Ist die Kunst des Savoir-faire am Verschwinden? | Löwenweiss

Im antiken Griechenland bezeichnete der Begriff Téchne nicht nur die Kunst, wie wir sie heute verstehen, sondern auch die praktischen Fertigkeiten und das professionelle Fachwissen, das in jeder manuellen und intellektuellen Tätigkeit steckt. Die Fähigkeit, ein Handwerk auszuüben, sei es das eines Schuhmachers oder eines Militärstrategen, wurde mit der Kunst eines Bildhauers oder eines Malers verglichen, denn beide beruhten auf der Kenntnis präziser Regeln und Verfahren, die durch Erfahrung in der Praxis bereichert wurden. Diese theoretischen und praktischen Kompetenzen sind die Grundlage für jede manuelle Arbeit: nur durch Kenntnis der Techniken und durch die Erfahrung ist der Handwerker (wie auch der Schneider und der Modelldesigner) in der Lage, funktionale und ästhetisch ansprechende Artefakte zu schaffen.

In den letzten zwei Jahrzehnten haben digitale Technologien die Welt der Industrie revolutioniert und dabei viele Vorgänge automatisiert, die einst von Menschen manuell ausgeführt wurden. Es ist schon einige Jahren her, als bekannt wurde, dass Tianyuan Garments, ein Zulieferer von Adidas, in seiner Produktionsstätte SewBots eingeführt hatte, Roboter, die ein T-Shirt in nur 22 Sekunden herstellen und mehr als 4.000 Kleidungsstücke pro Tag produzieren können. Diese Roboter können Stoffe mit größerer Präzision als ein Arbeiter und zu wesentlich geringeren Kosten zuschneiden, wodurch die Unternehmen ihre Gewinnspannen erhöhen. Die Automatisierung der Arbeit ermöglicht es den Unternehmen, schneller zu produzieren und mehr zu verdienen, während gleichzeitig das Risiko von Mängeln aufgrund menschlicher Fehler sinkt.

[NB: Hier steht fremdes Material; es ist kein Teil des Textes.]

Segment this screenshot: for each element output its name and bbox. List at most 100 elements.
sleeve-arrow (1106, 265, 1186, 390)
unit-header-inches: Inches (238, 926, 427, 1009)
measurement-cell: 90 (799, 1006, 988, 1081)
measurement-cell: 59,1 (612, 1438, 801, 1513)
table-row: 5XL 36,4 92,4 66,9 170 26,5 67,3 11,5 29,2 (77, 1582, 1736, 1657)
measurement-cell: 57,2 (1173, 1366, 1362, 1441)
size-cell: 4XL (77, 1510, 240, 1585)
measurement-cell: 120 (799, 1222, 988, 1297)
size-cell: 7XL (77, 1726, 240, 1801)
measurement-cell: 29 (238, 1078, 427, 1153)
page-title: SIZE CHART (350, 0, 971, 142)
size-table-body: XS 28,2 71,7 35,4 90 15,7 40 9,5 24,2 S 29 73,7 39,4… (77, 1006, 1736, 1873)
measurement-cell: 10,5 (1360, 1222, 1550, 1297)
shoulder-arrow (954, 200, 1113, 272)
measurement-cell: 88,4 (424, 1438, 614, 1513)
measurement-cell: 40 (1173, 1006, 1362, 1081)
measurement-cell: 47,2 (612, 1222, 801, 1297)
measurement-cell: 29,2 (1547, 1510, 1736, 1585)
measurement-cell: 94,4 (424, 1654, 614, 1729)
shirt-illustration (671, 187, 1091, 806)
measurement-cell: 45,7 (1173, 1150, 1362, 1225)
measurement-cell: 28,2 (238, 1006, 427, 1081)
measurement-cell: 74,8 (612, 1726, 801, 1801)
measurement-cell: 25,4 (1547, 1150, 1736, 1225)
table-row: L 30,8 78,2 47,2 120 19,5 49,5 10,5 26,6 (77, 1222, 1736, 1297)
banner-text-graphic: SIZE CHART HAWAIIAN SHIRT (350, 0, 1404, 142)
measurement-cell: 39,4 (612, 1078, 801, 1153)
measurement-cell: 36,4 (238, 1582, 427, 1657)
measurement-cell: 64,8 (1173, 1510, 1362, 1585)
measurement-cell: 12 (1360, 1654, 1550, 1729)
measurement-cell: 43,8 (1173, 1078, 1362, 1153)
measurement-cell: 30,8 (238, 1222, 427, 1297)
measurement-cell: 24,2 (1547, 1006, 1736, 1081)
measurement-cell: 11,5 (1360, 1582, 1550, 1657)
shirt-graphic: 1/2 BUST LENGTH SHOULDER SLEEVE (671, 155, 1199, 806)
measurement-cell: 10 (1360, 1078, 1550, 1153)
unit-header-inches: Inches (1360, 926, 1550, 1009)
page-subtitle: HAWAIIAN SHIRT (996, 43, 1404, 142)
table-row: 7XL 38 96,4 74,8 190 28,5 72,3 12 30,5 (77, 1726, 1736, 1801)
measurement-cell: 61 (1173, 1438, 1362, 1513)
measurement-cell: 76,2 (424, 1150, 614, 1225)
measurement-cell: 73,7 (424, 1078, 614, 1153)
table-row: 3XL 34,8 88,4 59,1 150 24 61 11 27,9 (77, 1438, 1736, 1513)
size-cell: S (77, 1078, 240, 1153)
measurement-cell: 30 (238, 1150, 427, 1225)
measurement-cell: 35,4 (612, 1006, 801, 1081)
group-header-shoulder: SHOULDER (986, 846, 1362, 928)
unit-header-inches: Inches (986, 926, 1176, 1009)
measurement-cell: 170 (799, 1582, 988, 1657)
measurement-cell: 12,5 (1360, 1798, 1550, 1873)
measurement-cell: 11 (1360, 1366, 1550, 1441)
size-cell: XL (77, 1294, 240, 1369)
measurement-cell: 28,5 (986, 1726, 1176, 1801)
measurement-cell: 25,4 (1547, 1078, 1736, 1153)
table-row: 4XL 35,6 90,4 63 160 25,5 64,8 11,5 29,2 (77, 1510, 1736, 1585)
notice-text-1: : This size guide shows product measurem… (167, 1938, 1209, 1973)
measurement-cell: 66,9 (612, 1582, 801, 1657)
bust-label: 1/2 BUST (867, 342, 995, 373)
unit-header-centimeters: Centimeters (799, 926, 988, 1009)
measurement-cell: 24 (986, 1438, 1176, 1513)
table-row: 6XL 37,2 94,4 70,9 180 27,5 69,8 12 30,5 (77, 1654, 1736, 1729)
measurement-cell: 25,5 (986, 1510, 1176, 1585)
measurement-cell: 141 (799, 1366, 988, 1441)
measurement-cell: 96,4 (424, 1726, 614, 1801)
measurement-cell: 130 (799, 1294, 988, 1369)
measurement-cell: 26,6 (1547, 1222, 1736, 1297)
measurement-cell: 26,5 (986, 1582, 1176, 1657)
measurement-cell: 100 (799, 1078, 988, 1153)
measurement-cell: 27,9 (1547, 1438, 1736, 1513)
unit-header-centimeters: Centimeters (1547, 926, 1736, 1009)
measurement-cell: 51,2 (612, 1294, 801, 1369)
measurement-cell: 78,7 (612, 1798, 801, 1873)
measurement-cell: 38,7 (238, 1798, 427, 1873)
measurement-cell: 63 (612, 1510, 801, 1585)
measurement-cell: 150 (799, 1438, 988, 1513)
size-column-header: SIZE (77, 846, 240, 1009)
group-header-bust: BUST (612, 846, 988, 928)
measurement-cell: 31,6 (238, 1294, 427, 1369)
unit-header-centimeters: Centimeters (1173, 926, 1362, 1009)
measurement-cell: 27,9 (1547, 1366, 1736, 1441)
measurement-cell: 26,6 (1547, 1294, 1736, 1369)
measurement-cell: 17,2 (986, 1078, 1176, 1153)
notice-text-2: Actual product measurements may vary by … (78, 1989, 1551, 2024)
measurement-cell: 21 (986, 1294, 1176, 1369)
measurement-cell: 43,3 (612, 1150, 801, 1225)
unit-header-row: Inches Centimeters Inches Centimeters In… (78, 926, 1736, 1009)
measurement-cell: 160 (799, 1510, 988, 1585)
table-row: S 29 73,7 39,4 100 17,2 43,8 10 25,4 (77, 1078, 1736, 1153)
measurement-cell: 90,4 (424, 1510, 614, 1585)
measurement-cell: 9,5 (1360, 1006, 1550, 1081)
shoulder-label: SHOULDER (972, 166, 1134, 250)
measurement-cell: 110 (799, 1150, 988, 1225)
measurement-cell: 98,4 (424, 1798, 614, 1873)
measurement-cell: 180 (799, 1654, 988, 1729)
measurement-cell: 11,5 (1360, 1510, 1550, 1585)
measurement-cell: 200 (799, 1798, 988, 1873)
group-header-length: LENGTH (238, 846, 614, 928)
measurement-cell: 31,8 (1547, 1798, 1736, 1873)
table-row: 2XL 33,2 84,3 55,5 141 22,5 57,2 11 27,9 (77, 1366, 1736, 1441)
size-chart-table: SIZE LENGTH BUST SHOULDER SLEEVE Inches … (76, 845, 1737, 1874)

Doch selbst der ausgeklügelste Roboter erreicht seine Grenzen: er kann die Qualität eines Gewebes oder eines gefertigten Produkts nicht in der gleichen Weise beurteilen wie ein erfahrener Facharbeiter oder Handwerker, der in der Lage ist, ein fehlerhaftes Material oder Kleidungsstück von einem zu unterscheiden, das keine Mängel aufweist. Außerdem gehen bei der Massenproduktion die kleinen Unvollkommenheiten und Besonderheiten verloren, die das handgefertigte Artefakt einzigartig machen. Da es das Ergebnis der Téchne der Person ist, die es realisiert hat, kann das Hand-made-Produkt als künstlerisches Objekt betrachtet werden, das - im Gegensatz zum Massenprodukt - nicht nur einen wirtschaftlichen Wert hat, sondern in sich einen Mix aus unantastbaren Werten trägt. Dazu gehören die Liebe zum Detail, die Weitergabe alter Traditionen sowie die Qualität und Langlebigkeit des Produkts. 

Für die Herstellung unserer Hausschuhe verwenden wir 50 Jahre „alte“ Maschinen und geben den gesamten Produktionsprozess, vom Zuschnitt des Filzes über das Kleben der Sohle bis zur abschließenden Qualitätskontrolle, vertrauensvoll in die Hände von erfahrenen Handwerksmeistern. Diese Arbeitskräfte sind immer schwerer zu finden, denn Handwerk ist eine fordernde Tätigkeit und junge Menschen bevorzugen heute weniger anstrengende Berufe mit einem höheren sozialen Prestige. Wir können uns jedoch nicht vorstellen, den Menschen durch Maschinen zu ersetzen: unsere Hausschuhe würden an Qualität verlieren und zwischen den Millionen von Teilen aus der täglichen Serienproduktion untergehen.

Wenn wir eine Prognose wagen wollten, so wäre es wahrscheinlich, dass in zwanzig Jahren einige, bei der jüngeren Generation selten geworden manuellen Fertigkeiten besser bezahlt werden als die digitalen. In der Zwischenzeit wünschen wir uns, dass gerade junge Menschen den Wert des Savoir-faire wieder schätzen lernen, auch durch die einzigartige Schönheit eines Hausschuhs, der von Hand gefertigt wurde.